— Как? это вы! говорила утром в тот–же самый день мадам Клементина, привратница дома No 3, в улице Сент—Шапель.

Это восклицание относилось к господину, появившемуся перед домом.

— Это вы! и в каком виде, великий Боже! продолжала достойная женщина. Откуда это вы? из больницы?

Действительно, личность, которую Клементина приняла с выражениями такого глубокаго участия, носила на своем лице следы тяжкой болезни.

Лысый и худой, Ферм, так как это был он, едва двигался. Его члены, никогда не отличавшиеся чрезмерной полнотой, теперь болтались как в мешке, в слишком широком платье. Он был желт, как лимон. Видно было, что какое–то ужасное несчастие разбило эту организацию.

Вот что в действительности произошло.

Бросившись в воду, Ферм доплыл до берега. Но холод и волнение парализовали его силы и он упал без чувств. Очнулся он в больнице, в сильной горячке. Затем им овладел бред, во время котораго Ферму представлялись следователи с лицем Неда Фразера, танцовавшия, в подвале с углем, какую–то дикую пляску. В бреду у Ферма были счастливыя и несчастныя минуты. В одну из первых он был назначен префектом и оставлял Лекофра, но, увы! Эта воображаемая жизнь скоро кончилась.

Настало пробуждение.

Ферм чуть было не умер от воспаления в мозгу.

Прошли две недели: он мог наконец выйти из больницы и первым делом явился в гостинницу, из которой вышел столь полный надежд и уверенности в будущем.

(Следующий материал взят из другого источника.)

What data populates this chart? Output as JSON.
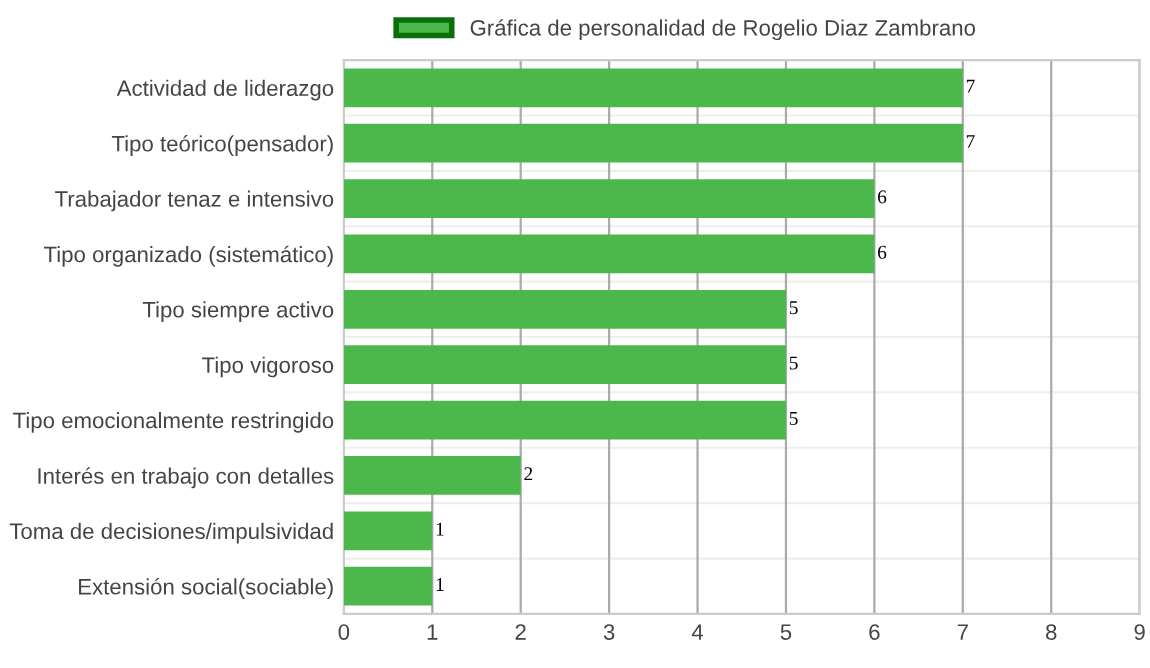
{
  "chart_data": {
    "type": "bar",
    "orientation": "horizontal",
    "categories": [
      "Actividad de liderazgo",
      "Tipo teórico(pensador)",
      "Trabajador tenaz e intensivo",
      "Tipo organizado (sistemático)",
      "Tipo siempre activo",
      "Tipo vigoroso",
      "Tipo emocionalmente restringido",
      "Interés en trabajo con detalles",
      "Toma de decisiones/impulsividad",
      "Extensión social(sociable)"
    ],
    "series": [
      {
        "name": "Gráfica de personalidad de Rogelio Diaz Zambrano",
        "color": "#4cb84c",
        "values": [
          7,
          7,
          6,
          6,
          5,
          5,
          5,
          2,
          1,
          1
        ]
      }
    ],
    "xlim": [
      0,
      9
    ],
    "xticks": [
      0,
      1,
      2,
      3,
      4,
      5,
      6,
      7,
      8,
      9
    ],
    "grid": "x",
    "legend": "top",
    "data_labels": true
  }
}
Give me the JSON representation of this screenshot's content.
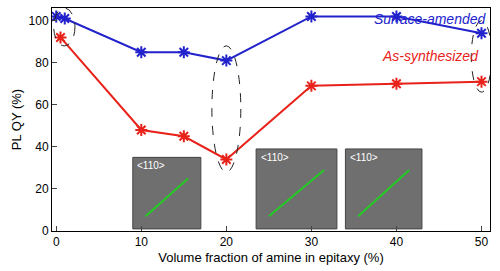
{
  "chart_data": {
    "type": "line",
    "x_label": "Volume fraction of amine in epitaxy (%)",
    "y_label": "PL QY (%)",
    "xlim": [
      -0.5,
      51
    ],
    "xticks": [
      0,
      10,
      20,
      30,
      40,
      50
    ],
    "ylim": [
      0,
      106
    ],
    "yticks": [
      0,
      20,
      40,
      60,
      80,
      100
    ],
    "grid": false,
    "marker": "asterisk",
    "series": [
      {
        "name": "Surface-amended",
        "color": "#2222cc",
        "x": [
          0,
          1,
          10,
          15,
          20,
          30,
          40,
          50
        ],
        "values": [
          102,
          101,
          85,
          85,
          81,
          102,
          102,
          94
        ]
      },
      {
        "name": "As-synthesized",
        "color": "#e8221a",
        "x": [
          0.5,
          10,
          15,
          20,
          30,
          40,
          50
        ],
        "values": [
          92,
          48,
          45,
          34,
          69,
          70,
          71
        ]
      }
    ],
    "annotations": [
      "<110>",
      "<110>",
      "<110>"
    ]
  }
}
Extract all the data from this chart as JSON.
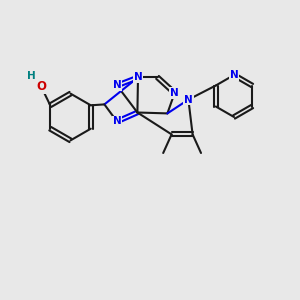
{
  "background_color": "#e8e8e8",
  "bond_color": "#1a1a1a",
  "nitrogen_color": "#0000ee",
  "oxygen_color": "#cc0000",
  "hydrogen_color": "#008080",
  "figsize": [
    3.0,
    3.0
  ],
  "dpi": 100,
  "xlim": [
    0,
    10
  ],
  "ylim": [
    0,
    10
  ]
}
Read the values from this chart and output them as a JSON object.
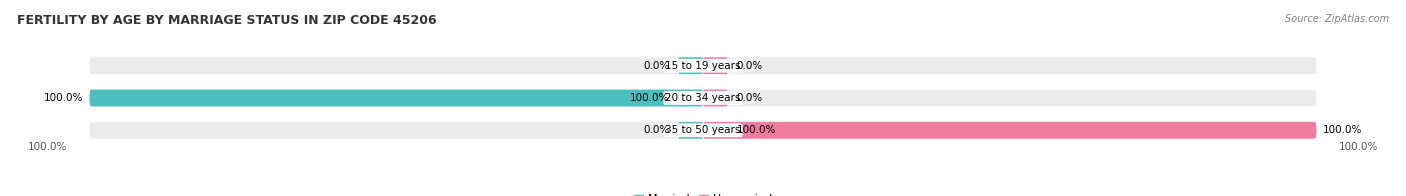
{
  "title": "FERTILITY BY AGE BY MARRIAGE STATUS IN ZIP CODE 45206",
  "source": "Source: ZipAtlas.com",
  "categories": [
    "15 to 19 years",
    "20 to 34 years",
    "35 to 50 years"
  ],
  "married_values": [
    0.0,
    100.0,
    0.0
  ],
  "unmarried_values": [
    0.0,
    0.0,
    100.0
  ],
  "married_color": "#4BBFBF",
  "unmarried_color": "#F07CA0",
  "bar_bg_color": "#EBEBEB",
  "bar_height": 0.52,
  "title_fontsize": 9.0,
  "label_fontsize": 7.5,
  "source_fontsize": 7.0,
  "legend_fontsize": 8.0,
  "axis_label_left": "100.0%",
  "axis_label_right": "100.0%",
  "fig_bg_color": "#FFFFFF",
  "xlim_left": -110,
  "xlim_right": 110
}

Там его постиг ужасный удар.

После того, как произошло первое удивление, хозяин гостинницы передал Ферму пакет, который был оставлен товарищем джентльмена.

— И он уехал? спросил Ферм едва слышным голосом.

— О! уже более недели.

Что могло быть в письме? Самое простое средство узнать содержание письма, конечно, заключается в том, чтобы распечатать конверт и прочитать содержимое. Тем не менее, человечество так устроено, что всякий, боящийся подучить неприятное известие, долго смотрит на адрес, на печать, на бумагу прежде чем решится распечатать.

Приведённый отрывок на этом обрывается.